Roman de Joyce Carol Oates.

Quatrième de couverture – Jusqu’alors un havre de savoir, paisible autant que réputé, Princeton est encore en ce mois de juin 1905, une communauté anglo-saxonne riche et privilégiée sous tous les rapports. Mais ce matin-là, à l’heure même de son mariage, au pied de l’autel, Annabel Slade, fille et petite-fille d’une des grandes familles des lieux, est enlevée par un homme étrange, vaguement européen, plus ou moins prince et qui, en fait pourrait bien être le Diable en personne. Et Princeton ne sera plus jamais comme avant. L’affaire plonge non seulement les Slade dans la honte et le désespoir, mais elle révèle l’existence d’une série d’événements surnaturels qui, depuis plusieurs semaines, hante les habitants de la ville et ses sinistres landes voisines. Habitants parmi lesquels on compte Grover Cleveland (qui vient juste de terminer son second mandat à la Maison-Blanche), Woodrow Wilson, président de l’Université, un individu compliqué obsédé par l’idée du pouvoir, ou encore le jeune socialiste Upton Sinclair et son ami Jack London, sans oublier le plus célèbre des écrivains/buveurs/fumeurs de l’époque, Samuel Clempens-Mark Twain, tous victimes de visions maléfiques. La noirceur règne parmi ces personnages formidables que Josiah, le frère d’Annabel, décidé à la retrouver, va croiser au cours de cette chronique d’une puissante et curieuse malédiction : car le Diable est vraiment entré dans la petite ville et personne n’est épargné… à part le lecteur à qui est offerte avec ces Maudits une fascinante étude des mœurs et de l’histoire politiques des États-Unis au XIXe siècle.

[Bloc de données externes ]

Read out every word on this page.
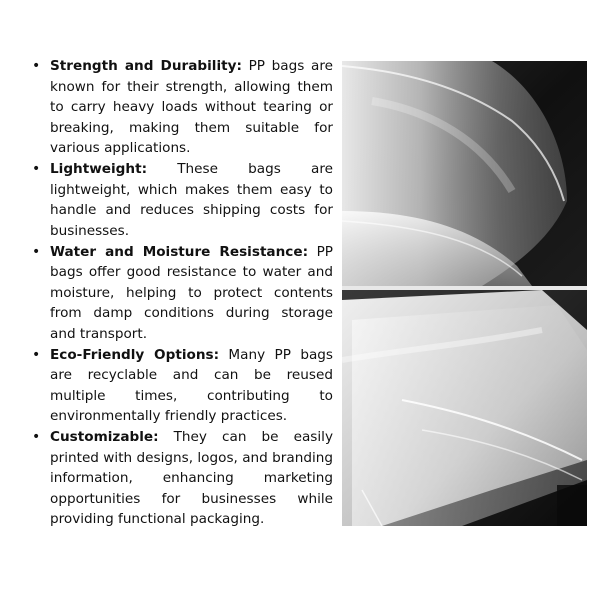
• Strength and Durability: PP bags are known for their strength, allowing them to carry heavy loads without tearing or breaking, making them suitable for various applications.
• Lightweight: These bags are lightweight, which makes them easy to handle and reduces shipping costs for businesses.
• Water and Moisture Resistance: PP bags offer good resistance to water and moisture, helping to protect contents from damp conditions during storage and transport.
• Eco-Friendly Options: Many PP bags are recyclable and can be reused multiple times, contributing to environmentally friendly practices.
• Customizable: They can be easily printed with designs, logos, and branding information, enhancing marketing opportunities for businesses while providing functional packaging.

Je fais confiance à la quatrième de couverture pour résumer cet exceptionnel pavé de Joyce Carol Oates ! Cette lecture addictive m’a tenue en haleine les derniers jours d’octobre, alors que la soirée d’Halloween se profilait. Maudits est le genre d’histoires à raconter pour se faire délicieusement peur. Et le narrateur sait y faire : historien de son état, il nous dit avoir compilé des lettres, des confessions, des journaux intimes, des articles de presse et bien d’autres sources pour retracer l’historique de la Malédiction. « Car Maudits se veut un ouvrage interrogeant la complexité morale des faits, et non une resucée “sensationnaliste” d’un ancien et terrible scandale qu’il vaut mieux laisser moisir dans la tombe ! » (p. 267) Dans ces pages, il est question d’un royaume des marécages, d’un double lynchage, d’un serpent noir, de nombreuses morts spectaculaires et de revenants. Que faut-il croire des événements rapportés ? « Tel est le dilemme de l’historien : nous pouvons consigner les faits, nous pouvons les assembler, fidèlement et méticuleusement, mais nous ne pouvons les interpréter que jusqu’à un certain point. Et nous ne pouvons créer. » (p. 187)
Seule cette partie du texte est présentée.